Counterfeit Detection: 1875 Indian Head Cent

Posted by Max Spiegel, Numismatic Researcher on 7/13/2012

Many Chinese counterfeits are made from dies that are not directly copied from genuine examples, so much of the details are incorrect.

Cents have long been the target of counterfeiters because of the numerous key dates and the popularity of this denomination with collectors. The 1909-S VDB Lincoln cent is undoubtedly the coin most often seen faked or altered, but other commonly encountered counterfeit cents are the 1877, 1914-D, 1922 No D, and 1955 Doubled Die Obverse issues.

Several months ago NGC received a submission with five counterfeit cents. There was one 1909-S VDB in the group, and the other four coins were semikey Indian Head and Lincoln issues. Although none of these counterfeits were particularly deceptive, they share many of the same characteristics as other fakes that have originated in China in the last decade.
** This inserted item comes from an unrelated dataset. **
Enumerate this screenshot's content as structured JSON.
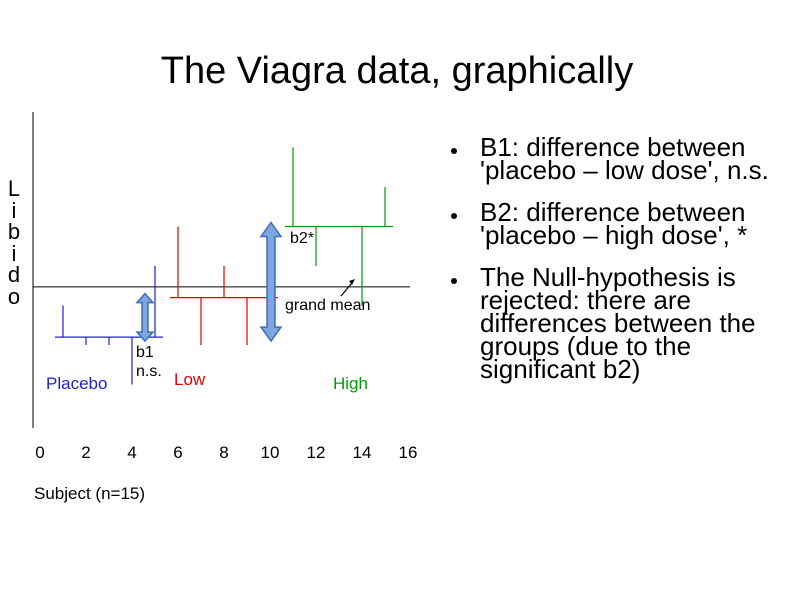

This fake 1875 cent, for example, has a badly misshapen date: the digits are fat and lopsided. Many Chinese counterfeits are made from dies that are not directly copied from genuine examples, so much of the details are incorrect. Another recurring problem is the poor design definition in the periphery, particularly the letters on the obverse. Oftentimes counterfeiters strike their fakes with less pressure than used by the US Mint. The final major problem that is seen on countless other fakes is the presence of odd raised areas in and around the design elements, including a raised line behind the Indian’s jaw.

Counterfeit 1875 Indian Head Cent
Click images to enlarge.

An experienced numismatist would probably never be fooled by this counterfeit, but there are many people who are unaware of the diagnostics that help identify these fakes. We continue to see counterfeits similar to this one in significant numbers, so it is useful to become familiar with their appearance and any obvious faults.